Carburetor Airflow Action
– Uses increased air speed and reduced pressure to draw fuel, which can lead to carburetor icing.
Jet Engine Inlet Function
– Slows air to increase pressure for stable airflow and efficient engine operation.
Float-Type Carburetor
– A carburetor that uses a float mechanism to maintain a constant fuel level and meters fuel using pressure differences in the venturi.
Float Chamber (Float Bowl)
– Stores fuel and maintains a constant fuel level for proper metering.
Float and Needle Valve
– Regulates the amount of fuel entering the float chamber based on fuel level.
Discharge Nozzle
– Releases fuel into the airflow at the venturi.
Throttle Valve
– Controls the quantity of fuel–air mixture entering the engine and regulates engine power.
Mixture Control
– Adjusts the fuel–air ratio according to altitude and engine operating conditions.

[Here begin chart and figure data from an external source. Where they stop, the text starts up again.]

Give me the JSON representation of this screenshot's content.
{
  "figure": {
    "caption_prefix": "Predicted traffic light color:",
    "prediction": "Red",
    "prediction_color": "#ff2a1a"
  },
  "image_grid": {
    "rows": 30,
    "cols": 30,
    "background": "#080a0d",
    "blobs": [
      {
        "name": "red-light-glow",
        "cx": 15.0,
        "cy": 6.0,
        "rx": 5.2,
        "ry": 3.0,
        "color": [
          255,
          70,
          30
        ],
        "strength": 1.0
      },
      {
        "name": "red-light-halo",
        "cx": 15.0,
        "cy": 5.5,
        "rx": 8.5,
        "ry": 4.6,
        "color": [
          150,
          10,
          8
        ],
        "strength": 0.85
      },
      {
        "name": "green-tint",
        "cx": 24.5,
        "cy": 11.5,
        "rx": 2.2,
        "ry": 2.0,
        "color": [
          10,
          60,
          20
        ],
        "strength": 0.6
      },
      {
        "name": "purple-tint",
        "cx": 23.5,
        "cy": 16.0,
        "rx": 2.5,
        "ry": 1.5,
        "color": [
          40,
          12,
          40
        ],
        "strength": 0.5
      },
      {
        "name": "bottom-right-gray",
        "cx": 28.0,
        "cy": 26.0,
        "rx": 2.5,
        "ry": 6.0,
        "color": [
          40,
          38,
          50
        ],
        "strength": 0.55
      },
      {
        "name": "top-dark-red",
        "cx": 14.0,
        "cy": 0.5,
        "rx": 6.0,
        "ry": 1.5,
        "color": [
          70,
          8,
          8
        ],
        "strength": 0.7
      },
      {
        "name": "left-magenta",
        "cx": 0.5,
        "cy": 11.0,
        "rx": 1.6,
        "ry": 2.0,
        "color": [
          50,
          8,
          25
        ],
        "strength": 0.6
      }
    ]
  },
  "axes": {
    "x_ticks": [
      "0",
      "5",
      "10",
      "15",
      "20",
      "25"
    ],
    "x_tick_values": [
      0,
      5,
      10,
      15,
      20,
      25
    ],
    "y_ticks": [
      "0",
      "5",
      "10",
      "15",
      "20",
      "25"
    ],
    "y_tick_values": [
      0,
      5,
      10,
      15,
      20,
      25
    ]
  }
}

Operation of a Float-Type Carburetor
– Airflow through the venturi creates low pressure that draws fuel from the float chamber, mixes it with air, and delivers it to the engine.
Rich Mixture
– A mixture containing more fuel and less air, used during engine start and high power.
Lean Mixture
– A mixture containing less fuel and more air, used during cruise for fuel efficiency.
Effects of Improper Mixture
– Causes rough engine operation, overheating, spark plug fouling, and loss of power.
Factors Affecting Carburetion
– Air density, engine speed, temperature, and throttle position.
Air Density Effect
– Decreases with altitude and requires mixture adjustment.
Engine Speed Effect
– Higher RPM requires increased fuel and airflow.